Che tristezza “Bar sport”. Il riferimento non è al bel libro di Stefano Benni, né al film, uscito recentemente, ma al sentimento che si prova dopo essere usciti dal cinema, perché quel luogo, oggi non luogo (come in autostrada o in supermercato), non esiste più a cominciare dalle insegne, sostituite da marchi commerciali oppure da un'aggiunta “wine” che fa tendenza. Che occasione mancata non chiamarlo spumabar o gazzosabar negli anni 60-80 quando era di moda chiedere latte e orzata o birra e gazzosa; insomma un Cuba libre o un mojito di oggi . 


Il tempo macina i ricordi, il costume rottama mode e stili, così come è stato trasformato pure il Bar Mario di Luciano Ligabue. Ciò che vive ancora è la mitica “Luisona” (brioche, incorniciata nella sala biliardo nelle pagine di Benni) mentre il cornetto dei bar anni 2000 è ibernato-surgelato solo per nasconderne la data di nascita.
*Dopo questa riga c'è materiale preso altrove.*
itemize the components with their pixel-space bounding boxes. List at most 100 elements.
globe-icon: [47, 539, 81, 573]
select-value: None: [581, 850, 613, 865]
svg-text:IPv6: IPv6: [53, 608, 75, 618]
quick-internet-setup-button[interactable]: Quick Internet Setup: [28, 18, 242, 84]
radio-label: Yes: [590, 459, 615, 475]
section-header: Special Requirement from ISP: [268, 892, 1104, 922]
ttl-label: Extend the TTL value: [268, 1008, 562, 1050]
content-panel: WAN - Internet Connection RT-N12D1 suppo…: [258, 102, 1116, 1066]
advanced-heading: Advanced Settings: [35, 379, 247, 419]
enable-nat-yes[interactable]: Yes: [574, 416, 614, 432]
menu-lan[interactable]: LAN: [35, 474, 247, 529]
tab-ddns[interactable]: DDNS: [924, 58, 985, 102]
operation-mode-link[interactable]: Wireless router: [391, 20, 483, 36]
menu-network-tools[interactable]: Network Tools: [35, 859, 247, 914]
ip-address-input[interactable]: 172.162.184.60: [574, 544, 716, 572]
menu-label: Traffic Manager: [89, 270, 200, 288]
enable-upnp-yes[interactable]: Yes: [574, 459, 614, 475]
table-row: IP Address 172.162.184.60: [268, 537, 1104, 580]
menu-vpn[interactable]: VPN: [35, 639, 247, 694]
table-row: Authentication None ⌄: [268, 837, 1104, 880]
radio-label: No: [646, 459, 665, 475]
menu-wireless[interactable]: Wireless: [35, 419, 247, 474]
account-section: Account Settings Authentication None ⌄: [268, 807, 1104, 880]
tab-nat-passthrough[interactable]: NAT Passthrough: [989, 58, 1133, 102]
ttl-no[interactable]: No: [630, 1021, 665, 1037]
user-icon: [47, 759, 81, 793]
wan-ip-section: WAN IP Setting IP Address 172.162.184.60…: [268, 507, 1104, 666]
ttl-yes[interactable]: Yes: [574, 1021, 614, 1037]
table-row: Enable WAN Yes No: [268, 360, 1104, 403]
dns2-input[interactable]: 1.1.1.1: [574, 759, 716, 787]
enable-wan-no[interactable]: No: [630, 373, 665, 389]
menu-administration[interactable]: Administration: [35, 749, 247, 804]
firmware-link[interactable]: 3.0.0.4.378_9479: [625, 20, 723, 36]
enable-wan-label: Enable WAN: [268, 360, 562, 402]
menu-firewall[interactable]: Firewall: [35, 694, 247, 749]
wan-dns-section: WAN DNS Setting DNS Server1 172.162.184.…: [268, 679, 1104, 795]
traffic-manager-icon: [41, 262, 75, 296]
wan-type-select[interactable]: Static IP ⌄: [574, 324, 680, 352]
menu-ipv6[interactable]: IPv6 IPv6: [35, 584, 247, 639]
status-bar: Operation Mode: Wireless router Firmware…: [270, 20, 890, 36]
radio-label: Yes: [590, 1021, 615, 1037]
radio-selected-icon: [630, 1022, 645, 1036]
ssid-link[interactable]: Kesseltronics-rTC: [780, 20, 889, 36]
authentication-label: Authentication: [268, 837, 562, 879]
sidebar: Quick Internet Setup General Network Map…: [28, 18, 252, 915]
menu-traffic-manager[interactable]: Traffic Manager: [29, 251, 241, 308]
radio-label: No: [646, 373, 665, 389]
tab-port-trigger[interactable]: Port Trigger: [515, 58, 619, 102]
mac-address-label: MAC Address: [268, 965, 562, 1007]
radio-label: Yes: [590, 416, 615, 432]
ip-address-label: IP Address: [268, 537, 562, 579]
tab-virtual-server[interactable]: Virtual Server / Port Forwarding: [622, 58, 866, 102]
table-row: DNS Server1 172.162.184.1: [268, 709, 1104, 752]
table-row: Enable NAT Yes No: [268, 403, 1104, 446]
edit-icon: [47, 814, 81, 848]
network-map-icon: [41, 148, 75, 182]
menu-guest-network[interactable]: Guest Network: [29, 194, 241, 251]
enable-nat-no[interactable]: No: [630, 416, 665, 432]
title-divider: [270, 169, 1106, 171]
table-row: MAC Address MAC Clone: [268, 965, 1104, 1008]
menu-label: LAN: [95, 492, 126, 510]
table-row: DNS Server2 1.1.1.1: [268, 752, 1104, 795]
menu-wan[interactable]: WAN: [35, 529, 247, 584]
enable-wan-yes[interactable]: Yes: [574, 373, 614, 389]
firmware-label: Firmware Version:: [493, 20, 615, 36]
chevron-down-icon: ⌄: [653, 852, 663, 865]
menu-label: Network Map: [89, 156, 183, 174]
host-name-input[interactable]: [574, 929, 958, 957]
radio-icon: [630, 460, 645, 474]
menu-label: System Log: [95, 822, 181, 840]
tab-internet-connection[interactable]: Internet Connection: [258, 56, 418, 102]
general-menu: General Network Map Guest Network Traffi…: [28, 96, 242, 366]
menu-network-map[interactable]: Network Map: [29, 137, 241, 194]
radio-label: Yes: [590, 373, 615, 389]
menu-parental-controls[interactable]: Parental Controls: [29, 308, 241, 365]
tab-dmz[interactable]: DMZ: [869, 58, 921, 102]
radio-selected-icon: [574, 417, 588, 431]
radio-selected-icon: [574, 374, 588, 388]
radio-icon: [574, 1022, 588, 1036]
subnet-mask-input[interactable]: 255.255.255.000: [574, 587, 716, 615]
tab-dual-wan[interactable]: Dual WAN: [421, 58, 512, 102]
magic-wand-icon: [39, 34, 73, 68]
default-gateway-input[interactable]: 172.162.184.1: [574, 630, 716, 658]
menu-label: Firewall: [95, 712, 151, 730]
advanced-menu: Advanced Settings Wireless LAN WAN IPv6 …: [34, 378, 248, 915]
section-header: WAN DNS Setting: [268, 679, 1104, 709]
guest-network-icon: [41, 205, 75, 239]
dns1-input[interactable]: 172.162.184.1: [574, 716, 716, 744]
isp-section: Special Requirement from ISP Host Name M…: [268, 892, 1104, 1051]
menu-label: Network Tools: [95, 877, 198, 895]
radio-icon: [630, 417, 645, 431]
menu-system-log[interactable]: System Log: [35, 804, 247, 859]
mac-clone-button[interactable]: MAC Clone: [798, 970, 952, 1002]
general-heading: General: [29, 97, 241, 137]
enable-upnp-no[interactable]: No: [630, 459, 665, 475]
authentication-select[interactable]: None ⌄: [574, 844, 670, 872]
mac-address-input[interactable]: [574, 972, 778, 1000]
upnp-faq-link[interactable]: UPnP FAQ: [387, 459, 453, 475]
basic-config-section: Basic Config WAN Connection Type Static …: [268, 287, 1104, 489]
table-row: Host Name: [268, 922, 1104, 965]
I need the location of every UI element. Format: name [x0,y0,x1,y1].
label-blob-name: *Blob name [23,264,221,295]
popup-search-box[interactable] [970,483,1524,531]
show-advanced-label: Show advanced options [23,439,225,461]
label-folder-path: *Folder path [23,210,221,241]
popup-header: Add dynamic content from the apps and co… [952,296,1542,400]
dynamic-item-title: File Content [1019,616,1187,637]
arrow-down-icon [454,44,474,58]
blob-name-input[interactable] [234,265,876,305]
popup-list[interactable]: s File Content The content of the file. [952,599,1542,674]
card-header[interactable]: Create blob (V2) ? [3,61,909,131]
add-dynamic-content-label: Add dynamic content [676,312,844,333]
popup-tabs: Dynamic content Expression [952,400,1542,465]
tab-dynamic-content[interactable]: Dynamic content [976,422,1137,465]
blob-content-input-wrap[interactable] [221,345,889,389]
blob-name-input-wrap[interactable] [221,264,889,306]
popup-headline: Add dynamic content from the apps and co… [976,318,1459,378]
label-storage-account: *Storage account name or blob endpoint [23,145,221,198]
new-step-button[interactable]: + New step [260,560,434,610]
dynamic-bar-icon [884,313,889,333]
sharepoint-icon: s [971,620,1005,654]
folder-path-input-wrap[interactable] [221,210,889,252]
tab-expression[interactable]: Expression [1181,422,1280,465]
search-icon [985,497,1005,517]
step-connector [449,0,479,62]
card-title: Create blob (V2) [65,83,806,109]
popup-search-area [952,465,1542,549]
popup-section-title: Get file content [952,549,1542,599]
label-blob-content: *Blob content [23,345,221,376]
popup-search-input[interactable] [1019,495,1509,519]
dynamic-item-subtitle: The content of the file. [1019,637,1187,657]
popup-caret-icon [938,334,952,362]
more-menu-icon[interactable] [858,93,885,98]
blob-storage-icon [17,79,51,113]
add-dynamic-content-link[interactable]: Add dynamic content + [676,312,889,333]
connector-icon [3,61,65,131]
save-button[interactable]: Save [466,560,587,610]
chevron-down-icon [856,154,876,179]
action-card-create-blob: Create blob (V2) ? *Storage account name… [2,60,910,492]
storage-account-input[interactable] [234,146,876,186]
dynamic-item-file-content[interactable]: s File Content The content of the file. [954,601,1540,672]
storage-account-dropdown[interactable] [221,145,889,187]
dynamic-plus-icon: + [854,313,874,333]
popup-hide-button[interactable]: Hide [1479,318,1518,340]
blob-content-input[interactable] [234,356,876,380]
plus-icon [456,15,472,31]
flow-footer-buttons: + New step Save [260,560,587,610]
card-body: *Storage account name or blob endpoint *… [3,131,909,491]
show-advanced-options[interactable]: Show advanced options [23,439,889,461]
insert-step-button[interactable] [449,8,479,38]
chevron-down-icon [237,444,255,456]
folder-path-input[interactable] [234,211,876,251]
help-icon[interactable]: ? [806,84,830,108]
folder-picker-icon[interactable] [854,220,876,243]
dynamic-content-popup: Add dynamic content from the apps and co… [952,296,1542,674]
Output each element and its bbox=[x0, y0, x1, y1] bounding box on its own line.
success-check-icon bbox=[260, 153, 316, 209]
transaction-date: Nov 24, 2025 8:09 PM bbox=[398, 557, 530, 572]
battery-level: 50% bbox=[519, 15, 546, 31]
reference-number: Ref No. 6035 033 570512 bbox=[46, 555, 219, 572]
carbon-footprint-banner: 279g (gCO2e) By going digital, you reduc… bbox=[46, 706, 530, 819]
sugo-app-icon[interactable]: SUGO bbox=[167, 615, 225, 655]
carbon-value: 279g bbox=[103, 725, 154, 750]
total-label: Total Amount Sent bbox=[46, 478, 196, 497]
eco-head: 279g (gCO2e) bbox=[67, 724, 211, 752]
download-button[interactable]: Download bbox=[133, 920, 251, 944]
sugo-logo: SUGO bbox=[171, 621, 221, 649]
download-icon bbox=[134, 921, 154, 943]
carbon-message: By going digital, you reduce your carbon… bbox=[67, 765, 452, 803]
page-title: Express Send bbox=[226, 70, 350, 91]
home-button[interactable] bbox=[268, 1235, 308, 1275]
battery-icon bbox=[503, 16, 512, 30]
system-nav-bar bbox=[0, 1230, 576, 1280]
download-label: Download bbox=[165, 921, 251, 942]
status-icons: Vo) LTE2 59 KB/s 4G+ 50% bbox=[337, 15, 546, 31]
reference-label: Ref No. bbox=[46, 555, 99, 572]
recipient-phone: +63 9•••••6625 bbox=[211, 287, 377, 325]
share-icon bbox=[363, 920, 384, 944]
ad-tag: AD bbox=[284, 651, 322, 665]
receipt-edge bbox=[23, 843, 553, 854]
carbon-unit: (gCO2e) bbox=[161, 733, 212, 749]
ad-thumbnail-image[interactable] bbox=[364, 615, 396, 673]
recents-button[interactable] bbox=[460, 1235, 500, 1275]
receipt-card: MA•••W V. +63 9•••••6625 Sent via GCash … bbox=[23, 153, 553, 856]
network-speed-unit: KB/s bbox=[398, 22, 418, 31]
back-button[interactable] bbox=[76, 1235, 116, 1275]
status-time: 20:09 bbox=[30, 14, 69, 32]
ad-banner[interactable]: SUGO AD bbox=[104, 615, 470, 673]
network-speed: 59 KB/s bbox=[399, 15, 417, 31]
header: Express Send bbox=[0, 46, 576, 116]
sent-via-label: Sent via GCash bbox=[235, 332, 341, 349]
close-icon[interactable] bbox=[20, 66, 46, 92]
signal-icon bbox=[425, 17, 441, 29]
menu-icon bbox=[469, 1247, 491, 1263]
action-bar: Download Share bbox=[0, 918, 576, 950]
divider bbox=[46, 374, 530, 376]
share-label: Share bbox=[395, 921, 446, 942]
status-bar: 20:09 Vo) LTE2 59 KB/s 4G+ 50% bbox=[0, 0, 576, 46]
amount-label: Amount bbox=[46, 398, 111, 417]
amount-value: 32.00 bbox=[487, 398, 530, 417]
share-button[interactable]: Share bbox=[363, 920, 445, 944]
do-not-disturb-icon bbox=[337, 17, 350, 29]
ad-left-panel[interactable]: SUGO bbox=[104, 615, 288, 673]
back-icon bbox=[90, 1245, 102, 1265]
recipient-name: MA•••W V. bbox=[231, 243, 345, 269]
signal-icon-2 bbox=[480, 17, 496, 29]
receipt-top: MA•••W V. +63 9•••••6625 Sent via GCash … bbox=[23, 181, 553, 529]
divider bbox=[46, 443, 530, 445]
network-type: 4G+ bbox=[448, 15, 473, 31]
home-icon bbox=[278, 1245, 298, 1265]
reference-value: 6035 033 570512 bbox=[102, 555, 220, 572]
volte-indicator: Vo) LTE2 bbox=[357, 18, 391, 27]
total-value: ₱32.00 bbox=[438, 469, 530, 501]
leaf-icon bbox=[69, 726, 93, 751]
Ma è un senza nome, non ha un’anima, come la Luisona, perché l’era della Coca Cola ha preso il posto della civiltà del Chinotto, quando il bar era teatro dell’incontro, luogo che legava socialmente diverse dichiarazioni dei redditi, analfabeti e intellettuali, di destra o di sinistra, tifosi di Milan e Inter, di Lazio e Roma, di Merckx e Moser. Oggi il bar è sinonimo di fretta: caffè trangugiati con la rapidità di un velocista, di cui non si ascoltano i profumi e i sapori; forse per questa ragione si bevono espressi di mediocre qualità, preparati con noncuranza da baristi che cambiano ogni giorno e non riconoscono il cliente al grido: “il solito”.


Il marocchino ha spazzato via il domestico caffè-latte, l’esotico caffè al ginseng ha spodestato i popolari mistral e sambuca; il gotto di rosso locale è diventato un calice di chardonnay. Le fette di pane dove facevano capolino salame o mortadella sono ormai nella dispensa dei ricordi: oggi, voilà, piatti pronti seriali, truccati dai microonde o da cucine di emergenza (sanitaria) che sbucano dai sotterranei o da improbabili dietro i banchi. Il Bar Sport consentiva tempi lunghi: al mattino cappuccino e lettura della Gazzetta dello Sport, dopo pranzo caffè con dibattito sullo sport o la politica, per poi chiudere la sera con flipper, calcioballila, biliardo, televisione, briscola, scopone. Ah, come mi manchi Bar Sport del mio paese (purtroppo è stato chiuso con il funerale di una Luisona).